Alors, fallait-il ou non publier The Original of Laura ? Hélas pour Nabokov, oui. Plonger dans l’atelier d’un écrivain aussi puissant, voir l’oeuvre en train de se faire, comprendre que Nabokov y a rassemblé toutes ses obsessions comme s’il savait qu’il s’agirait de son dernier texte, d’un roman testamentaire, a quelque chose de passionnant. On y découvre, comme en bouquet final, tout Nabokov exacerbé : une jeune femme, Flora, à la sexualité débridée et au physique de nymphette (à 24 ans, Nabokov précise que ses seins étaient ceux d’une adolescente de 12 ans) ; son beau-père, un certain Hubert H. Hubert (reflet du Humbert Humbert de Lolita), qui essaie de la caresser alors qu’elle n’a que 12 ans ; son mari Philip Wild, un neurologue obèse qu’elle a épousé pour sa fortune et qui écrit un roman, intitulé Laura, inspiré par sa femme…
Parfois même, dans ses fiches, Nabokov écrit le prénom de la jeune femme ainsi : “Flaura”. On retrouve là les jeux de masques et de miroirs qu’affectionnait l’auteur, les confusions et renvois constants entre fausse réalité et vraie fiction, et aussi le thème du livre dans le livre, déjà à la base de son chef-d’oeuvre, Feu pâle.

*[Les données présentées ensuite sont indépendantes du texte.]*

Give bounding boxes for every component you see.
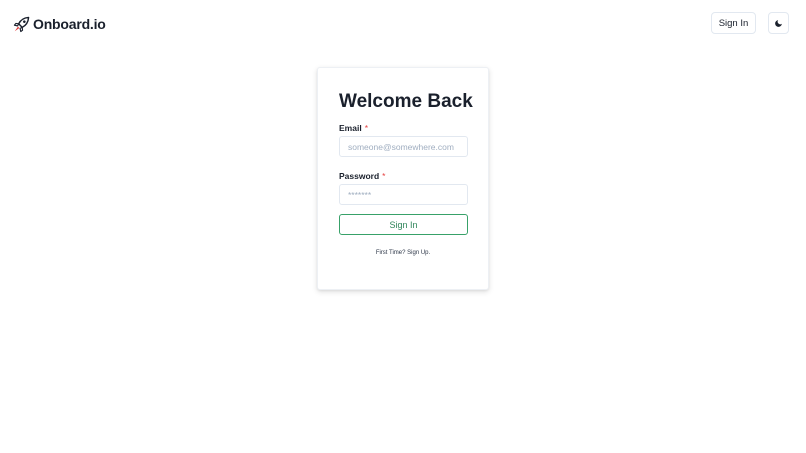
password-field[interactable] [339,184,468,205]
theme-toggle-button[interactable] [768,12,789,34]
email-field[interactable] [339,136,468,157]
signup-link[interactable]: Sign Up. [407,250,430,256]
rocket-icon [13,16,30,32]
required-mark: * [382,171,386,181]
email-label: Email * [339,123,368,134]
signup-prompt: First Time? Sign Up. [318,250,488,256]
password-label: Password * [339,171,385,182]
brand-logo-link[interactable]: Onboard.io [13,14,106,34]
signin-submit-button[interactable]: Sign In [339,214,468,235]
password-label-text: Password [339,171,380,181]
required-mark: * [364,123,368,133]
email-label-text: Email [339,123,362,133]
login-card: Welcome Back Email* Password* Sign In Fi… [317,67,489,290]
page-title: Welcome Back [339,91,473,112]
top-navbar: Onboard.io Sign In [0,0,806,46]
signup-prompt-text: First Time? [375,250,406,256]
moon-icon [775,19,782,27]
brand-name: Onboard.io [33,16,106,32]
nav-signin-button[interactable]: Sign In [711,12,756,34]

The Original of Laura s’impose comme un roman à clés dont on aurait perdu les clés, hommage ultime à celle qui le hanta une majeure partie de sa vie, Lolita, et dont le puzzle se réorganise ici d’une autre façon : si Flora est l’original de Laura, alors peut-être celle-ci n’est autre que le double de Lolita ; et si Philip Wild l’écrivain est l’alter ego de Nabokov, celui-ci se serait inspiré de son amour pour Vera pour construire l’obsession d’Humbert Humbert pour Lolita… Car c’est peut-être à Lolita, finalement, qu’il a dédié avant tout le livre, cette Lolita qui l’a rendu mondialement célèbre en 1957 et qui, preuve flagrante avec The Original of Laura, l’a entièrement consumé jusqu’à la fin.
La mort, le corps, la laideur et la beauté, l’érotisme, la maladie et la mutilation habitent ce roman qui, même inachevé, même à l’état d’esquisse, déploie l’art magistral du magicien Vladimir Nabokov. The Original of Laura est, plus qu’une galerie des glaces, un impressionnant labyrinthe tapissé de miroirs déformants où l’on s’égare à en perdre le souffle. Fallait-il ou non le publier après la mort de l’auteur : la question devient peut être caduque si l’on considère que les plus grands artistes ne meurent jamais vraiment. Trente-deux ans après sa disparition, Nabokov l’enchanteur n’en finit pas de nous prendre au piège.